Buying or selling a medical practice is a significant transaction that requires careful consideration of many legal and financial issues. A well-drafted contract is essential to ensure that both the buyer and seller understand their obligations and responsibilities. In this article, we will discuss the key contract terms that buyers and sellers should consider when buying or selling a medical practice.

  1. Purchase Price and Payment Terms: The purchase price is the amount that the buyer will pay to acquire the practice. Payment terms can include a lump sum payment, installment payments, or a combination of both. The contract should specify the payment schedule and any interest or penalties for late payments.
  2. Assets and Liabilities: The contract should list all assets and liabilities of the practice that will be included in the sale. This can include equipment, inventory, patient records, and contracts. The contract should also specify any exclusions, such as personal property or outstanding debts.
  3. Non-compete and Non-solicitation Provisions: Non-compete and non-solicitation provisions are designed to protect the buyer from competition from the seller after the sale. These provisions limit the seller’s ability to compete with the buyer or solicit the practice’s clients or employees for a set period of time and within a specific geographic area.
  4. Representations and Warranties: Representations and warranties are statements made by the seller about the practice’s condition, operations, and financials. These statements are intended to assure the buyer that the practice is in good condition and that there are no hidden liabilities or risks.
  5. Indemnification: Indemnification provisions protect the buyer from any claims or losses arising from the seller’s actions or omissions before the sale. The seller agrees to indemnify the buyer for any damages or losses resulting from any misrepresentations or breaches of the contract.
  6. Confidentiality: Confidentiality provisions protect the practice’s sensitive information, including patient records, financial information, and trade secrets. The contract should specify how confidential information will be handled, who will have access to it, and how it will be protected.

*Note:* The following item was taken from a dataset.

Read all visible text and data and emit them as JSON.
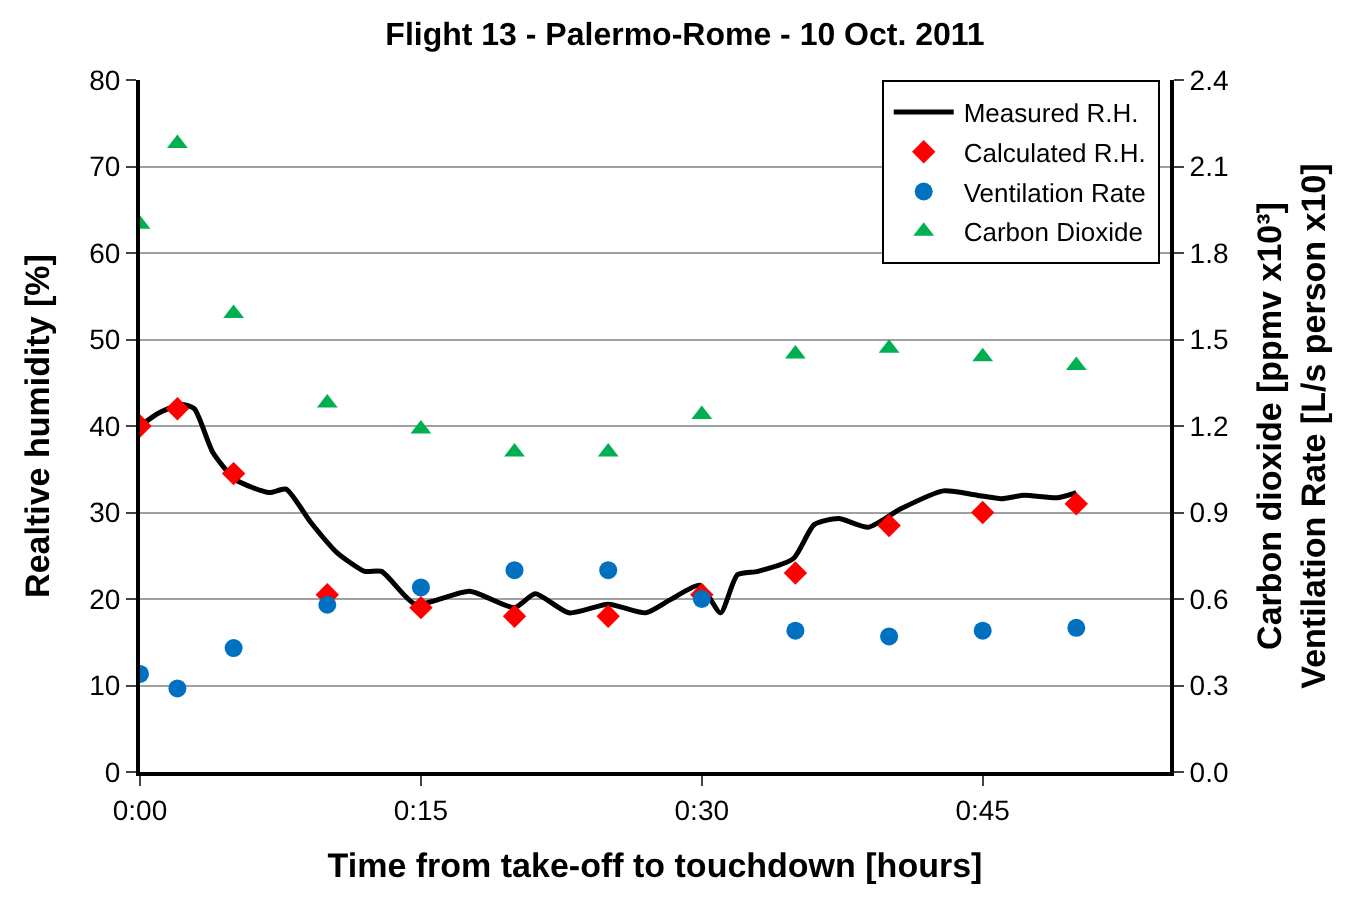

  7. Closing Conditions: Closing conditions are the requirements that must be met before the sale can be completed. These can include obtaining necessary approvals from regulatory agencies, paying off outstanding debts, and completing due diligence.
  8. Dispute Resolution: Dispute resolution provisions specify how disputes between the buyer and seller will be resolved. This can include arbitration, mediation, or litigation.
  9. Governing Law: Governing law provisions specify which state’s laws will govern the contract. This can be important if the buyer and seller are located in different states.
  10. Termination and Default: Termination and default provisions specify the circumstances under which the contract can be terminated and the consequences of default. This can include the forfeiture of any deposits or payments made by the buyer.

Buying or selling a medical practice is a complex process that requires careful consideration of many legal and financial issues. A well-drafted contract is essential to ensure that both the buyer and seller understand their obligations and responsibilities. The key contract terms discussed in this article are just some of the issues that buyers and sellers should consider when negotiating a purchase agreement. It is important to consult with an experienced attorney to ensure that the contract meets the needs of both parties and protects their interests. By paying close attention to these key contract terms, both buyers and sellers can minimize their risks and ensure a successful transaction.